Unsurpassed Rembrandt

REMBRANDT VAN RIJN was born in Leiden in 1606, when the seven watery provinces we now call the Netherlands were still at war with Spain and religious issues were often a matter of life or death for the individual. Rembrandt was a Calvinist, and a student of Mennonite theology, he was also well acquainted with Jewish texts. His mother was a Roman Catholic. It is apparent that this well-educated man was wonderfully tolerant, and in that age of general prejudice he approached religion with a deep humanity which is evident in his art. Sometimes dubbed the ``Protestant painter of the Bible,'' Rembrandt was familiar with the episodes and personages he depicted from it, transposing them into the outward semblance of his fellow citizens with such warmth and simplicity that we feel he drew little distinction between them and the people he knew in his daily round.

His father, a prosperous miller, was able to give his son the advantages he needed, no doubt aware that this young man was extraordinarily endowed. Leiden University, which Rembrandt attended, was already distinguished by having been given its charter by William of Orange - it was a gift to the town itself for the heroic siege it had endured at the hands of the Spanish. Later, while still a young man, Rembrandt went on to Amsterdam to study etching, an art in which he has never been surpassed.

As a self-portrait made at this time reveals, he was then something of a rebellious youth, an angry young man, tough, and of a mind to shock people. One way to do this as an artist was to challenge the current admiration for the classical, in which antique models were taken as the standard of perfection. Rembrandt insisted that this attitude was wrong, demanding that painting should depict people as they are, not as ideals. His own subjects, usually peasants, were generally heavy, ugly, and even gross. Rembrandt's detractors claimed that he kept ``low company,'' and wanted only to attract attention with such figures.

As time passed, Rembrandt himself rose above shocking or placating the public, as he developed his instinct ``rightly to judge the human heart,'' so that whatever their outward appearances, his personages seem to us to have a unique beauty. Through him, the provincialism prevalent in the country turned to a wider, universal channel, classical in its own way, wholly natural, as the painting of the Netherlands went forward into its golden age.

At that time it was thought important for a painter to visit Italy, to see the classical for himself, and on the way south to visit Switzerland and view the wonders of its mountain scenery. Rembrandt never succumbed to such temptations, he was always too busy.Amsterdam was then (c.1630) the center of the world's art trade, and through its auctions passed a wealth of masterpieces - pictures, drawings, prints, sculpture, objects d'art.

Rembrandt saw everything, and like many of his fellow artists became a collector. As he was the greatest of these artists, so did he become the greatest of collectors. He was not indulging himself; he literally had to have such things as the prints of Raphael and Michelangelo and the other inspired geniuses of Italy to study.

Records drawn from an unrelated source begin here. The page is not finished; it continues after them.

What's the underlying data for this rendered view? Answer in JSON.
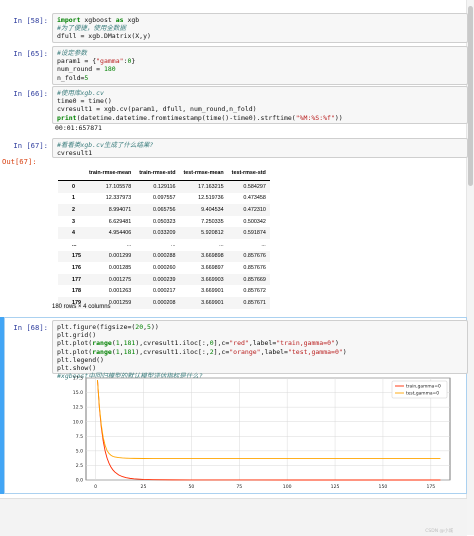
{
  "cells": [
    {
      "prompt": "In [58]:",
      "lines": [
        [
          [
            "k",
            "import"
          ],
          [
            "p",
            " xgboost "
          ],
          [
            "k",
            "as"
          ],
          [
            "p",
            " xgb"
          ]
        ],
        [
          [
            "c",
            "#为了便捷，使用全数据"
          ]
        ],
        [
          [
            "p",
            "dfull = xgb.DMatrix(X,y)"
          ]
        ]
      ]
    },
    {
      "prompt": "In [65]:",
      "lines": [
        [
          [
            "c",
            "#设定参数"
          ]
        ],
        [
          [
            "p",
            "param1 = {"
          ],
          [
            "s",
            "\"gamma\""
          ],
          [
            "p",
            ":"
          ],
          [
            "n",
            "0"
          ],
          [
            "p",
            "}"
          ]
        ],
        [
          [
            "p",
            "num_round = "
          ],
          [
            "n",
            "180"
          ]
        ],
        [
          [
            "p",
            "n_fold="
          ],
          [
            "n",
            "5"
          ]
        ]
      ]
    },
    {
      "prompt": "In [66]:",
      "lines": [
        [
          [
            "c",
            "#使用库xgb.cv"
          ]
        ],
        [
          [
            "p",
            "time0 = time()"
          ]
        ],
        [
          [
            "p",
            "cvresult1 = xgb.cv(param1, dfull, num_round,n_fold)"
          ]
        ],
        [
          [
            "b",
            "print"
          ],
          [
            "p",
            "(datetime.datetime.fromtimestamp(time()-time0).strftime("
          ],
          [
            "s",
            "\"%M:%S:%f\""
          ],
          [
            "p",
            "))"
          ]
        ]
      ],
      "stdout": "00:01:657871"
    },
    {
      "prompt": "In [67]:",
      "lines": [
        [
          [
            "c",
            "#看看类xgb.cv生成了什么结果?"
          ]
        ],
        [
          [
            "p",
            "cvresult1"
          ]
        ]
      ],
      "out_prompt": "Out[67]:"
    },
    {
      "prompt": "In [68]:",
      "lines": [
        [
          [
            "p",
            "plt.figure(figsize=("
          ],
          [
            "n",
            "20"
          ],
          [
            "p",
            ","
          ],
          [
            "n",
            "5"
          ],
          [
            "p",
            "))"
          ]
        ],
        [
          [
            "p",
            "plt.grid()"
          ]
        ],
        [
          [
            "p",
            "plt.plot("
          ],
          [
            "b",
            "range"
          ],
          [
            "p",
            "("
          ],
          [
            "n",
            "1"
          ],
          [
            "p",
            ","
          ],
          [
            "n",
            "181"
          ],
          [
            "p",
            "),cvresult1.iloc[:,"
          ],
          [
            "n",
            "0"
          ],
          [
            "p",
            "],c="
          ],
          [
            "s",
            "\"red\""
          ],
          [
            "p",
            ",label="
          ],
          [
            "s",
            "\"train,gamma=0\""
          ],
          [
            "p",
            ")"
          ]
        ],
        [
          [
            "p",
            "plt.plot("
          ],
          [
            "b",
            "range"
          ],
          [
            "p",
            "("
          ],
          [
            "n",
            "1"
          ],
          [
            "p",
            ","
          ],
          [
            "n",
            "181"
          ],
          [
            "p",
            "),cvresult1.iloc[:,"
          ],
          [
            "n",
            "2"
          ],
          [
            "p",
            "],c="
          ],
          [
            "s",
            "\"orange\""
          ],
          [
            "p",
            ",label="
          ],
          [
            "s",
            "\"test,gamma=0\""
          ],
          [
            "p",
            ")"
          ]
        ],
        [
          [
            "p",
            "plt.legend()"
          ]
        ],
        [
          [
            "p",
            "plt.show()"
          ]
        ],
        [
          [
            "c",
            "#xgboost中回归模型的默认模型评估指标是什么?"
          ]
        ]
      ]
    }
  ],
  "dataframe": {
    "columns": [
      "",
      "train-rmse-mean",
      "train-rmse-std",
      "test-rmse-mean",
      "test-rmse-std"
    ],
    "rows": [
      [
        "0",
        "17.105578",
        "0.129116",
        "17.163215",
        "0.584297"
      ],
      [
        "1",
        "12.337973",
        "0.097557",
        "12.519736",
        "0.473458"
      ],
      [
        "2",
        "8.994071",
        "0.065756",
        "9.404534",
        "0.472310"
      ],
      [
        "3",
        "6.629481",
        "0.050323",
        "7.250335",
        "0.500342"
      ],
      [
        "4",
        "4.954406",
        "0.033209",
        "5.920812",
        "0.591874"
      ],
      [
        "...",
        "...",
        "...",
        "...",
        "..."
      ],
      [
        "175",
        "0.001299",
        "0.000288",
        "3.669898",
        "0.857676"
      ],
      [
        "176",
        "0.001285",
        "0.000260",
        "3.669897",
        "0.857676"
      ],
      [
        "177",
        "0.001275",
        "0.000239",
        "3.669903",
        "0.857669"
      ],
      [
        "178",
        "0.001263",
        "0.000217",
        "3.669901",
        "0.857672"
      ],
      [
        "179",
        "0.001259",
        "0.000208",
        "3.669901",
        "0.857671"
      ]
    ],
    "shape_text": "180 rows × 4 columns"
  },
  "chart_data": {
    "type": "line",
    "title": "",
    "xlabel": "",
    "ylabel": "",
    "xlim": [
      -5,
      185
    ],
    "ylim": [
      0,
      17.5
    ],
    "xticks": [
      "0",
      "25",
      "50",
      "75",
      "100",
      "125",
      "150",
      "175"
    ],
    "yticks": [
      "0.0",
      "2.5",
      "5.0",
      "7.5",
      "10.0",
      "12.5",
      "15.0",
      "17.5"
    ],
    "grid": true,
    "legend_position": "top-right",
    "series": [
      {
        "name": "train,gamma=0",
        "color": "#ff2a00",
        "x": [
          1,
          2,
          3,
          4,
          5,
          6,
          7,
          8,
          9,
          10,
          12,
          14,
          16,
          18,
          20,
          25,
          30,
          40,
          50,
          60,
          80,
          100,
          120,
          140,
          160,
          180
        ],
        "values": [
          17.11,
          12.34,
          8.99,
          6.63,
          4.95,
          3.75,
          2.88,
          2.23,
          1.75,
          1.38,
          0.88,
          0.58,
          0.4,
          0.28,
          0.2,
          0.1,
          0.055,
          0.02,
          0.01,
          0.006,
          0.003,
          0.002,
          0.0016,
          0.0014,
          0.0013,
          0.0013
        ]
      },
      {
        "name": "test,gamma=0",
        "color": "#ffa500",
        "x": [
          1,
          2,
          3,
          4,
          5,
          6,
          7,
          8,
          9,
          10,
          12,
          14,
          16,
          18,
          20,
          25,
          30,
          40,
          50,
          60,
          80,
          100,
          120,
          140,
          160,
          180
        ],
        "values": [
          17.16,
          12.52,
          9.4,
          7.25,
          5.92,
          5.05,
          4.55,
          4.25,
          4.05,
          3.95,
          3.85,
          3.78,
          3.74,
          3.72,
          3.71,
          3.69,
          3.68,
          3.675,
          3.672,
          3.671,
          3.67,
          3.67,
          3.67,
          3.67,
          3.67,
          3.67
        ]
      }
    ]
  },
  "watermark": "CSDN @小城"
}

He needed the antique busts which were then fashionable, and the beautiful materials we see on his models - brocades, satins, fur, glittering chains. He had a vast collection of myriad things - these we know from his works - weapons, shells, jewelry. But it was too costly, and he fell deeply into debt.

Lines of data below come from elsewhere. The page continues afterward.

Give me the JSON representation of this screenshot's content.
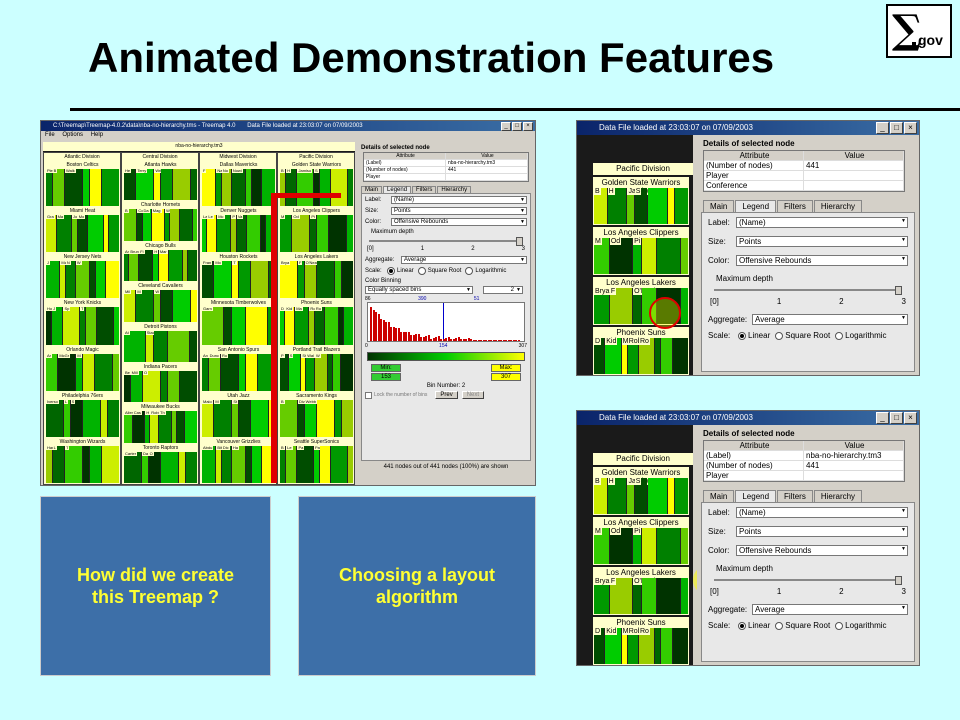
{
  "slide": {
    "title": "Animated Demonstration Features",
    "logo": {
      "symbol": "∑",
      "text": "gov"
    }
  },
  "main_shot": {
    "window_title": "C:\\Treemap\\Treemap-4.0.2\\data\\nba-no-hierarchy.tms - Treemap 4.0",
    "status": "Data File loaded at 23:03:07 on 07/09/2003",
    "menu": [
      "File",
      "Options",
      "Help"
    ],
    "root_label": "nba-no-hierarchy.tm3",
    "divisions": [
      {
        "name": "Atlantic Division",
        "teams": [
          {
            "name": "Boston Celtics",
            "players": [
              "Pierce",
              "B",
              "Walk"
            ]
          },
          {
            "name": "Miami Heat",
            "players": [
              "Gra",
              "Ma",
              "Jo",
              "Mo"
            ]
          },
          {
            "name": "New Jersey Nets",
            "players": [
              "J",
              "Mar",
              "N",
              "W"
            ]
          },
          {
            "name": "New York Knicks",
            "players": [
              "Ho",
              "J",
              "Sp",
              "T"
            ]
          },
          {
            "name": "Orlando Magic",
            "players": [
              "Ar",
              "McGr",
              "M"
            ]
          },
          {
            "name": "Philadelphia 76ers",
            "players": [
              "Iverso",
              "L",
              "S"
            ]
          },
          {
            "name": "Washington Wizards",
            "players": [
              "Ham",
              "L",
              "T"
            ]
          }
        ]
      },
      {
        "name": "Central Division",
        "teams": [
          {
            "name": "Atlanta Hawks",
            "players": [
              "He",
              "Terry",
              "Wri"
            ]
          },
          {
            "name": "Charlotte Hornets",
            "players": [
              "B",
              "Co",
              "Da",
              "Mag",
              "Wesl"
            ]
          },
          {
            "name": "Chicago Bulls",
            "players": [
              "An",
              "Brun",
              "Fi",
              "H",
              "Mar"
            ]
          },
          {
            "name": "Cleveland Cavaliers",
            "players": [
              "Mil",
              "M",
              "W"
            ]
          },
          {
            "name": "Detroit Pistons",
            "players": [
              "At",
              "Stackhou"
            ]
          },
          {
            "name": "Indiana Pacers",
            "players": [
              "Be",
              "Mill",
              "O"
            ]
          },
          {
            "name": "Milwaukee Bucks",
            "players": [
              "Allen",
              "Cas",
              "H",
              "Robi",
              "Th"
            ]
          },
          {
            "name": "Toronto Raptors",
            "players": [
              "Carter",
              "Da",
              "O"
            ]
          }
        ]
      },
      {
        "name": "Midwest Division",
        "teams": [
          {
            "name": "Dallas Mavericks",
            "players": [
              "F",
              "Nash",
              "No",
              "Nowi"
            ]
          },
          {
            "name": "Denver Nuggets",
            "players": [
              "La",
              "Le",
              "Mc",
              "P",
              "Va"
            ]
          },
          {
            "name": "Houston Rockets",
            "players": [
              "Fran",
              "Mo",
              "T"
            ]
          },
          {
            "name": "Minnesota Timberwolves",
            "players": [
              "Garn"
            ]
          },
          {
            "name": "San Antonio Spurs",
            "players": [
              "An",
              "Dunc",
              "Ro"
            ]
          },
          {
            "name": "Utah Jazz",
            "players": [
              "Malo",
              "M",
              "St"
            ]
          },
          {
            "name": "Vancouver Grizzlies",
            "players": [
              "Abdu",
              "Bib",
              "Dic",
              "Ha"
            ]
          }
        ]
      },
      {
        "name": "Pacific Division",
        "teams": [
          {
            "name": "Golden State Warriors",
            "players": [
              "B",
              "H",
              "Jamiso",
              "S"
            ]
          },
          {
            "name": "Los Angeles Clippers",
            "players": [
              "M",
              "Od",
              "Pi"
            ]
          },
          {
            "name": "Los Angeles Lakers",
            "players": [
              "Brya",
              "F",
              "O'Neal"
            ]
          },
          {
            "name": "Phoenix Suns",
            "players": [
              "D",
              "Kid",
              "Ma",
              "Rob",
              "Ro"
            ]
          },
          {
            "name": "Portland Trail Blazers",
            "players": [
              "P",
              "S",
              "St",
              "Wal",
              "W"
            ]
          },
          {
            "name": "Sacramento Kings",
            "players": [
              "B",
              "Divi",
              "Webb"
            ]
          },
          {
            "name": "Seattle SuperSonics",
            "players": [
              "B",
              "Le",
              "Pa",
              "Payto"
            ]
          }
        ]
      }
    ],
    "panel": {
      "details_title": "Details of selected node",
      "attr_header": [
        "Attribute",
        "Value"
      ],
      "attr_rows": [
        [
          "(Label)",
          "nba-no-hierarchy.tm3"
        ],
        [
          "(Number of nodes)",
          "441"
        ],
        [
          "Player",
          ""
        ]
      ],
      "tabs": [
        "Main",
        "Legend",
        "Filters",
        "Hierarchy"
      ],
      "label_lbl": "Label:",
      "label_val": "(Name)",
      "size_lbl": "Size:",
      "size_val": "Points",
      "color_lbl": "Color:",
      "color_val": "Offensive Rebounds",
      "maxdepth_lbl": "Maximum depth",
      "depth_ticks": [
        "[0]",
        "1",
        "2",
        "3"
      ],
      "aggregate_lbl": "Aggregate:",
      "aggregate_val": "Average",
      "scale_lbl": "Scale:",
      "scale_opts": [
        "Linear",
        "Square Root",
        "Logarithmic"
      ],
      "binning_title": "Color Binning",
      "binning_val": "Equally spaced bins",
      "bins_count": "2",
      "hist_top": [
        "86",
        "390",
        "51"
      ],
      "hist_bottom": [
        "0",
        "154",
        "307"
      ],
      "min_lbl": "Min:",
      "min_val": "153",
      "max_lbl": "Max:",
      "max_val": "307",
      "bin_number": "Bin Number: 2",
      "lock_lbl": "Lock the number of bins",
      "prev": "Prev",
      "next": "Next",
      "footer": "441 nodes out of 441 nodes (100%) are shown"
    }
  },
  "slide_buttons": [
    {
      "text": "How did we create\nthis Treemap ?"
    },
    {
      "text": "Choosing a layout\nalgorithm"
    }
  ],
  "zoom_top": {
    "status": "Data File loaded at 23:03:07 on 07/09/2003",
    "division": "Pacific Division",
    "teams": [
      {
        "name": "Golden State Warriors",
        "players": [
          "B",
          "H",
          "Jamiso",
          "S"
        ]
      },
      {
        "name": "Los Angeles Clippers",
        "players": [
          "M",
          "Od",
          "Pi"
        ]
      },
      {
        "name": "Los Angeles Lakers",
        "players": [
          "Brya",
          "F",
          "O'Neal"
        ]
      },
      {
        "name": "Phoenix Suns",
        "players": [
          "D",
          "Kid",
          "Ma",
          "Rob",
          "Ro"
        ]
      }
    ],
    "details_title": "Details of selected node",
    "attr_header": [
      "Attribute",
      "Value"
    ],
    "attr_rows": [
      [
        "(Number of nodes)",
        "441"
      ],
      [
        "Player",
        ""
      ],
      [
        "Conference",
        ""
      ]
    ],
    "tabs": [
      "Main",
      "Legend",
      "Filters",
      "Hierarchy"
    ],
    "label_lbl": "Label:",
    "label_val": "(Name)",
    "size_lbl": "Size:",
    "size_val": "Points",
    "color_lbl": "Color:",
    "color_val": "Offensive Rebounds",
    "maxdepth_lbl": "Maximum depth",
    "depth_ticks": [
      "[0]",
      "1",
      "2",
      "3"
    ],
    "aggregate_lbl": "Aggregate:",
    "aggregate_val": "Average",
    "scale_lbl": "Scale:",
    "scale_opts": [
      "Linear",
      "Square Root",
      "Logarithmic"
    ]
  },
  "zoom_bottom": {
    "status": "Data File loaded at 23:03:07 on 07/09/2003",
    "division": "Pacific Division",
    "teams": [
      {
        "name": "Golden State Warriors",
        "players": [
          "B",
          "H",
          "Jamiso",
          "S"
        ]
      },
      {
        "name": "Los Angeles Clippers",
        "players": [
          "M",
          "Od",
          "Pi"
        ]
      },
      {
        "name": "Los Angeles Lakers",
        "players": [
          "Brya",
          "F",
          "O'Neal"
        ]
      },
      {
        "name": "Phoenix Suns",
        "players": [
          "D",
          "Kid",
          "Ma",
          "Rob",
          "Ro"
        ]
      }
    ],
    "details_title": "Details of selected node",
    "attr_header": [
      "Attribute",
      "Value"
    ],
    "attr_rows": [
      [
        "(Label)",
        "nba-no-hierarchy.tm3"
      ],
      [
        "(Number of nodes)",
        "441"
      ],
      [
        "Player",
        ""
      ]
    ],
    "tabs": [
      "Main",
      "Legend",
      "Filters",
      "Hierarchy"
    ],
    "label_lbl": "Label:",
    "label_val": "(Name)",
    "size_lbl": "Size:",
    "size_val": "Points",
    "color_lbl": "Color:",
    "color_val": "Offensive Rebounds",
    "maxdepth_lbl": "Maximum depth",
    "depth_ticks": [
      "[0]",
      "1",
      "2",
      "3"
    ],
    "aggregate_lbl": "Aggregate:",
    "aggregate_val": "Average",
    "scale_lbl": "Scale:",
    "scale_opts": [
      "Linear",
      "Square Root",
      "Logarithmic"
    ]
  },
  "colors": {
    "background": "#ccffff",
    "slide_button": "#3d6fa8",
    "slide_text": "#ffff33",
    "highlight": "#ff0000"
  }
}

His house, large and fine, was full of pupils, to whom he could transfer some of his afflatus. His students (Gerrard Dou, Govert Flink, Ferdinand Bol, Samuel van Hoogstraten, van Reneese) became more remarkable under his tutelage than they could have been without it. When it came to signing work, and figuring out attributions, it seems things were sometimes confused. It is certain that the financial situation of the household and its owner was a terrible muddle, and finally ended in a type of bankruptcy.

The house and collection had to be sold. Rembrandt's friends helped install him in another house and arranged to pay him a monthly allowance, made up from his sales. He also had a certain income from the dowry of his first wife, Saskia, who had only lived a few years after their marriage. She was the mother of the Titus whom we know from the ``Polish Rider;'' she herself is known to us as ``Flora, The Jewish Bride,'' and other incarnations.

Rembrandt received an enormous number of commissions, from individuals, from groups, from corporations. One of his patrons was the Stadtholder Frederick Henry, William of Orange's youngest son. Like all true artists, Rembrandt's work was always developing, working toward new modes. He adored Raphael's drawings, and borrowed from his motifs as well as from those of other artists (a practice common then and now), transforming these ideas after his own insight.

The painter employed other Italianate concepts as well, emulating their ideas of light and shade, and adopting the rich colors of the Venetian palate. He adapted his own fancies about exotic, bizarre accouterments and elaborate costuming. He came to use strong parallel lines and bold linear strokes.

This last element is evident in this drawing of the Prodigal. The two chief protagonists here are joined by an unknown child who is in the background. We see again that magnificent Rembrandtian handling of the heads, the perfection of the composition, and are awed by the humility, grace, and love which radiate from the scene. However outwardly humble or plain, such a drawing is touching and moving.